É um afastamento temporário e com propósito. Não é um afastamento sem razão. Pode haver casos de pessoas que se afastem sem intenção real de disputar, claro, mas é fácil identificar. Basta analisar como foi feita a campanha e os resultados.
Guerzet destaca ainda que o afastamento não gera nenhum passivo a mais para o Estado e que a folha de pagamentos segue conforme o planejamento feito no ano anterior, embora possa haver um impacto na qualidade da prestação de serviços, a depender do tipo de cargo ocupado pelo servidor afastado.

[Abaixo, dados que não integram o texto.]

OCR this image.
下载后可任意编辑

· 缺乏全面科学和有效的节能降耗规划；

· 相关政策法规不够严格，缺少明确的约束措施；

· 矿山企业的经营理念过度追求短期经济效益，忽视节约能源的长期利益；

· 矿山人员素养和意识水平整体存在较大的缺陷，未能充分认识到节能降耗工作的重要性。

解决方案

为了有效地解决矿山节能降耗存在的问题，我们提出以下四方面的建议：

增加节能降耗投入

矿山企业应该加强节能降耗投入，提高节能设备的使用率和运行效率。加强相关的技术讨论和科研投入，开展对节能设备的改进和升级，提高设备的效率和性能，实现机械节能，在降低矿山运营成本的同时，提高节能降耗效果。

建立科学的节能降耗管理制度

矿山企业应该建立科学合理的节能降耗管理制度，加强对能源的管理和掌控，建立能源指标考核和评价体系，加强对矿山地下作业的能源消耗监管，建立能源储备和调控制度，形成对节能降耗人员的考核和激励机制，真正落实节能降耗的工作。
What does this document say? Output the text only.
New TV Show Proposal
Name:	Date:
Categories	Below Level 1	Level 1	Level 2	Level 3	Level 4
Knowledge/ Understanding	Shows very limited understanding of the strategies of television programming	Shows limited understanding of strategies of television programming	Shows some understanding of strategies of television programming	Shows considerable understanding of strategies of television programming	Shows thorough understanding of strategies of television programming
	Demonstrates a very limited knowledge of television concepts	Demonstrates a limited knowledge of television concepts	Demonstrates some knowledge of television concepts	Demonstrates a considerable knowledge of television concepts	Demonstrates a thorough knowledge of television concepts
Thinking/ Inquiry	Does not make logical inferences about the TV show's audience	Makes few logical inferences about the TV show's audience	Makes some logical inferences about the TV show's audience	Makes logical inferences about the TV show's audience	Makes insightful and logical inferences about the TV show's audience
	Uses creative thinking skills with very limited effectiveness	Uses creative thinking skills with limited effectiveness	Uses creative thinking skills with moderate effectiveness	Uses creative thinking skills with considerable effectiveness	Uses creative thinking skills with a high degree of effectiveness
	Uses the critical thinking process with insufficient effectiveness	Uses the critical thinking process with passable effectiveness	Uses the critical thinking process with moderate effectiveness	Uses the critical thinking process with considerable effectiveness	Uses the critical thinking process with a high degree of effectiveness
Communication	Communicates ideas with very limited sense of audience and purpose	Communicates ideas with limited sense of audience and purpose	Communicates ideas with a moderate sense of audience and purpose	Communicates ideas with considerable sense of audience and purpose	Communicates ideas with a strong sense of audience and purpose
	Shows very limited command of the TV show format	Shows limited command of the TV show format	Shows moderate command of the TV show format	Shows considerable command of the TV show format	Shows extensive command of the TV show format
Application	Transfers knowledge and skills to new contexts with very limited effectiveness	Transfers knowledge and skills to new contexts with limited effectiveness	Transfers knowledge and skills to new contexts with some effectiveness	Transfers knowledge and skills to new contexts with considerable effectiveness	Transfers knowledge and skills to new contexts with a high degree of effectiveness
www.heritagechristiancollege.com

Muitos enxergam como privilégio, mas não é. O servidor efetivo não tem a mesma fluidez no mercado que o trabalhador celetista. O papel do Estado é diferente da empresa privada.
O presidente da Associação de Cabos e Soldados da Polícia Militar e dos Bombeiros Militares (ACS), Jackson Silote, ressalta a diferença nas regras entre servidores militares e civis.
Enquanto outros servidores conseguem licença de três meses, em que eles podem fazer pré-campanha, os militares não têm essa oportunidade. Só podemos nos licenciar e realizar filiação a partido a partir da data de homologação das candidaturas. Para nós, a licença fica em torno de 45 dias, diz.
Ele afirma que, durante esse período, não há prejuízo na prestação de serviços à população pois as escalas são remanejadas para que haja cobertura por outro militar da posição daquele que se ausentou para ser candidato.